– Qu’est-ce… Qu’est-ce qu’on fait ici Blue ?  C’est quoi cette maison ?
– J’ai des trucs à régler ici, Billy.
– Au Connecticut ? On… On aurait au moins pu utiliser le Portal Gun pour s’y rendre au lieu de prendre l’avion.
– Le Portal Gun ne fonctionne plus.
– QUOI ?!! C’est… C’est  pour ça que nous sommes ici, pour le faire réparer ?
– Magnifique démonstration de ce qui saute aux yeux, mon grand !
– Et… Et à qui est cette maison ?
– Une… amie. Ouaip, c’est ça, une amie.
– T’as pas l’air très convaincu ! C’est qui cette amie ?
– Je t’en pose moi des questions ?
– Non mais…
– Voilà, « non », alors laisse-moi réfléchir !
– Dis, pour… pourquoi on ne sonne pas ?
– Parce que je réfléchis !
– Ca fait 15 minutes que tu réfléchis !
– MAIS TU VAS LA BOUCL…..
– Hey, les garçons, vous vous décidez à entrer où je dois venir vous chercher ?
– Bon… Bonjour Madame… Qui… Qui êtes-vous ?
– Mantis. Enfin actuellement…


Steve Englehart

Steve Englehart est un homme étrange intrigant, ayant transité par pas moins de dix maisons d’édition ( DC, Marvel, Deluxe, Malibu, Eclipse, Warren Publishing, Epic, Valiant, Topps, Star Reach) entre les années 80s et 2000s, et qui de temps en temps, s’évade en écrivant des bouquins sur l’histoire de l’aviation dont un a d’ailleurs été reconnu comme une référence par la NASA. L’auteur a aussi bossé dans des studios d’animation sur les séries Street Fighter et G. I. Joe ainsi que sur les film Atlantide de Disney, et est, pour l’anecdote, astrologue de temps en temps depuis qu’il s’est découvert une passion pour ce métier après avoir bossé sur Doctor Strange.

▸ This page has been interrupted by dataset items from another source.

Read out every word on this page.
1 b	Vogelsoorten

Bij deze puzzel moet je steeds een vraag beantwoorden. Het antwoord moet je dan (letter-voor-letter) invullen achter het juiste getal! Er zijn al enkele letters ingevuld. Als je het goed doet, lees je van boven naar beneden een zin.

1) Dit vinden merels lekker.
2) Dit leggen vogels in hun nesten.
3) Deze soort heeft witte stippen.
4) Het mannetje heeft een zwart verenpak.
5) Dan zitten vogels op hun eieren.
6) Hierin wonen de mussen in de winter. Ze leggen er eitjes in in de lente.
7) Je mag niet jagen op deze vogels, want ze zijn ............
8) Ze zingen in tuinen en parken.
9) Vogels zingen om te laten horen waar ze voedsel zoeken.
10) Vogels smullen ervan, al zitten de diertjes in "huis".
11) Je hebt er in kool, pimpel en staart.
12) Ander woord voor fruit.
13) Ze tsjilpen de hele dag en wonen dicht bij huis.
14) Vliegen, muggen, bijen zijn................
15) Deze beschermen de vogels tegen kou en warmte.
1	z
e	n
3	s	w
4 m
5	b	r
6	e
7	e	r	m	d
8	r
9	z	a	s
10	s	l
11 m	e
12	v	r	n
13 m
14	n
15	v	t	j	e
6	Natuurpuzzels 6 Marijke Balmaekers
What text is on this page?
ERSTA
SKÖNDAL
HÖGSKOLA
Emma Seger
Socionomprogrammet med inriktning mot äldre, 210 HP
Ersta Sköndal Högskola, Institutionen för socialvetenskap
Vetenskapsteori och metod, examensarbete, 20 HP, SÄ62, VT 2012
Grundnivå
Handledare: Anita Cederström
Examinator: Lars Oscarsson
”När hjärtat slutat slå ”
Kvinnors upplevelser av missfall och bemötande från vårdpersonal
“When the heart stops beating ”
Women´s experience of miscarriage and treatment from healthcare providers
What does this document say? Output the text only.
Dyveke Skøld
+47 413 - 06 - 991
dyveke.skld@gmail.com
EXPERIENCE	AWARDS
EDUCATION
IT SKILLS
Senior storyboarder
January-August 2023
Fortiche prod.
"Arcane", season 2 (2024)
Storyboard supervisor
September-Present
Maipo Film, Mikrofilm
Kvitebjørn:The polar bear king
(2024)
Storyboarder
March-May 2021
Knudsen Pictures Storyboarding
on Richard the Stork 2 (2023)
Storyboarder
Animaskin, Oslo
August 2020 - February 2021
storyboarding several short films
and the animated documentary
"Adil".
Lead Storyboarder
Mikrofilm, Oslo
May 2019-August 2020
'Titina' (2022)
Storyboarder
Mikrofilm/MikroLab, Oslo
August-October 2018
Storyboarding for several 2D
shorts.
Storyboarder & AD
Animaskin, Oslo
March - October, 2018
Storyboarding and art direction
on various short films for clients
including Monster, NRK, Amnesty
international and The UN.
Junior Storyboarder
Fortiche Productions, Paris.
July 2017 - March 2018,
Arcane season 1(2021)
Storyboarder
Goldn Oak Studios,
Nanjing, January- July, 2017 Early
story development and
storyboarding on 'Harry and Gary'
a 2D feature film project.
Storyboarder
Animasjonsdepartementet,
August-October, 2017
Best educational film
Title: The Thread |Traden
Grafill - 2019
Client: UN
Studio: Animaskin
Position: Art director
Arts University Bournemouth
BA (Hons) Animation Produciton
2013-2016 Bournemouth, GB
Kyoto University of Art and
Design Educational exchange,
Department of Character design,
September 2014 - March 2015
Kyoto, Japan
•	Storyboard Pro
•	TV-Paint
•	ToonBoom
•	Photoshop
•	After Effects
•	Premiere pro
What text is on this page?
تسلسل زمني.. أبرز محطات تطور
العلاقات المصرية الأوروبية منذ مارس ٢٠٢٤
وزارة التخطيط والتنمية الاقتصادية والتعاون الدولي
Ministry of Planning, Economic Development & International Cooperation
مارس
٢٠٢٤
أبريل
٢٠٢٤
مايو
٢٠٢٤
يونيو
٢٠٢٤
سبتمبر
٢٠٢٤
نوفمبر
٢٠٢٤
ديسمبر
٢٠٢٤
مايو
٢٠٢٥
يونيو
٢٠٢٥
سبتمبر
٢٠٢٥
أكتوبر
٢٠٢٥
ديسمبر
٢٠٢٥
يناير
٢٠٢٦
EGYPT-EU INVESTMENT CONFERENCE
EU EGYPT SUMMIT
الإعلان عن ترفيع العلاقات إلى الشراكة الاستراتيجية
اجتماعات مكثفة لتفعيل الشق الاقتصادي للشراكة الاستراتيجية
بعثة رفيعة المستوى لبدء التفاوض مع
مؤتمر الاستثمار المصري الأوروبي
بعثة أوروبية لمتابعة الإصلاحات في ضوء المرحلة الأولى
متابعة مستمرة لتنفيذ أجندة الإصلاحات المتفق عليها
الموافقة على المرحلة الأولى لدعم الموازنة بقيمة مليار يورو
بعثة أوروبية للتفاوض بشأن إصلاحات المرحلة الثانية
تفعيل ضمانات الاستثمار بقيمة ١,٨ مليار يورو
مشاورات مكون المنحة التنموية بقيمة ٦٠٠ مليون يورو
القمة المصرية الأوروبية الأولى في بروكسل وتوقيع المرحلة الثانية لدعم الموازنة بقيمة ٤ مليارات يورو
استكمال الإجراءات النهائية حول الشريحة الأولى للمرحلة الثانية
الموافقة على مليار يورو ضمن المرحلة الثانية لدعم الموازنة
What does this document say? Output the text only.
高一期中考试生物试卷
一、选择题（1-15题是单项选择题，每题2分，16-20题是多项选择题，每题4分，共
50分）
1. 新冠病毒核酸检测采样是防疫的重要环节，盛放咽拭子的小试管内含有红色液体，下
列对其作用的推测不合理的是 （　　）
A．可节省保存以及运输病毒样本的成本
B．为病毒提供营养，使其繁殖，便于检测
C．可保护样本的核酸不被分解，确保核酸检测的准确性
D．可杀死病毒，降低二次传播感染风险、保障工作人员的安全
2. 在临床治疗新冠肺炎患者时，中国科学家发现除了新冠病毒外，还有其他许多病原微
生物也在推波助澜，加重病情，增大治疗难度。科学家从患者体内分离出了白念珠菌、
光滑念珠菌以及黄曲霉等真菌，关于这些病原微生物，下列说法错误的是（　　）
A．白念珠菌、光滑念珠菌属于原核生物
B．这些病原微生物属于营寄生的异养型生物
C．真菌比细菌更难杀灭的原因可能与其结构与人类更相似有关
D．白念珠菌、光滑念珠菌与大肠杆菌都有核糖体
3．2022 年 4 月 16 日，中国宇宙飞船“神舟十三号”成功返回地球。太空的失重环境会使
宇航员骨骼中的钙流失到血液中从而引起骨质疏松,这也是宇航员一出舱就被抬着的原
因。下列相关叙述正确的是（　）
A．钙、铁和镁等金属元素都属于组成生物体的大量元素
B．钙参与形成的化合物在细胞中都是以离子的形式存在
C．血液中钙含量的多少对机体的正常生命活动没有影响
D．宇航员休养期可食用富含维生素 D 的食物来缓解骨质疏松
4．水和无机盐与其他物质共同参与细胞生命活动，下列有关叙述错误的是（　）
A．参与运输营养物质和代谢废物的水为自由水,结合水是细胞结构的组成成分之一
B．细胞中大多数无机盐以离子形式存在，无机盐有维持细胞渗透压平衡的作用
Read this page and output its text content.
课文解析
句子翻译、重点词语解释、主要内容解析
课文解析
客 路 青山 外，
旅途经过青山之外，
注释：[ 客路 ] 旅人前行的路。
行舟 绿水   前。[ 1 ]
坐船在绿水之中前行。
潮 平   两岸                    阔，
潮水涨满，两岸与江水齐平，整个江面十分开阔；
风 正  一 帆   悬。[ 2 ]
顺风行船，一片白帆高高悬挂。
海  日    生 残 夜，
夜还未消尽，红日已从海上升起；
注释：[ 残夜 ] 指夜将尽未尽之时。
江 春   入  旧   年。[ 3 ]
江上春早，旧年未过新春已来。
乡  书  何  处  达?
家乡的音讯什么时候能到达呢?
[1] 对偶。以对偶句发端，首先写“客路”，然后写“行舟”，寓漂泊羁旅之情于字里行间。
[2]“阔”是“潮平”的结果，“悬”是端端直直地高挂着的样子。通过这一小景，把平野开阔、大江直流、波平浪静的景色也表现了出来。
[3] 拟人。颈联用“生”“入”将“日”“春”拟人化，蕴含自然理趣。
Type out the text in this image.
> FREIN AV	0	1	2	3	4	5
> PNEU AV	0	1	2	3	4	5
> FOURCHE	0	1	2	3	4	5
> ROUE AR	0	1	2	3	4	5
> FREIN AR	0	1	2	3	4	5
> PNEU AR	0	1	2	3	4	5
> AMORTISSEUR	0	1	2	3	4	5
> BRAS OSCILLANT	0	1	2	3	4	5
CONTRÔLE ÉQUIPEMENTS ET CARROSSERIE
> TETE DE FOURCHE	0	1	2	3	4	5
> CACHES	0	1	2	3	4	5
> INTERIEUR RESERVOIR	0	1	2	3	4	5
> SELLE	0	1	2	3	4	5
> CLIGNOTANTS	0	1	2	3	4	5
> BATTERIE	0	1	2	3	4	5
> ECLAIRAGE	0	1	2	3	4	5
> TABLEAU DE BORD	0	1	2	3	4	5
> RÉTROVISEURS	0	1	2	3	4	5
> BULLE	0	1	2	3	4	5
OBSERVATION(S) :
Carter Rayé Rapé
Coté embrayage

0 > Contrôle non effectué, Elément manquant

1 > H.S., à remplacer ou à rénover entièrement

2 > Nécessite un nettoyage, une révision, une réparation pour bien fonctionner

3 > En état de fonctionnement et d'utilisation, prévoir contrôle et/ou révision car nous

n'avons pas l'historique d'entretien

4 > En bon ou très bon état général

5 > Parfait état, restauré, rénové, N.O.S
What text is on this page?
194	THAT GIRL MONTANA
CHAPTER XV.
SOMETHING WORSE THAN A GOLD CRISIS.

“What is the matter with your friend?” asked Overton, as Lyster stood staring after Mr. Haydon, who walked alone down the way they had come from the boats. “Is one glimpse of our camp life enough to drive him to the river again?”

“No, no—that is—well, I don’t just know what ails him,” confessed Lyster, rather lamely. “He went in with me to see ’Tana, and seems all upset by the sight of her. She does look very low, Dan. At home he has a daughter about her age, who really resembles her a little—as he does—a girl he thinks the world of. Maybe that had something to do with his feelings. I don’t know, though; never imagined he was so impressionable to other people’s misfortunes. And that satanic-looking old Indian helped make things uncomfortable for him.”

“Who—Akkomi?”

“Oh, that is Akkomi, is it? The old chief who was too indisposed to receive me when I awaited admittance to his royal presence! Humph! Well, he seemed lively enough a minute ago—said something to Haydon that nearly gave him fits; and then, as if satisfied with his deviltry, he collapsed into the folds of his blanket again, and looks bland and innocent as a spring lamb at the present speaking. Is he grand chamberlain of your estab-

Né en 1947, le Monsieur n’est pas tout de suite destiné à faire carrière dans le comics, et part en fac de psycho dans laquelle il entre dans la Kalpa Alpha Society, considérée comme le précurseur de toutes les autres fraternités  « modernes » en Amérique du Nord. Et autant dire que lorsque l’on comprend ce qu’induit le terme « moderne » surtout au regard de l’état actuel de ces institutions, et qu’on se rappelle qu’il était à la fac pendant les années hippies, il est facile de réaliser qu’entre la drogue et l’alcool, Steve Englehart a du bien se mettre sa race. Il obtient par la suite un diplôme en arts et devient en 1971 l’assistant de Neal Adams alors sur le titre Vampirella chez Warren Publishing –on y revient toujours-.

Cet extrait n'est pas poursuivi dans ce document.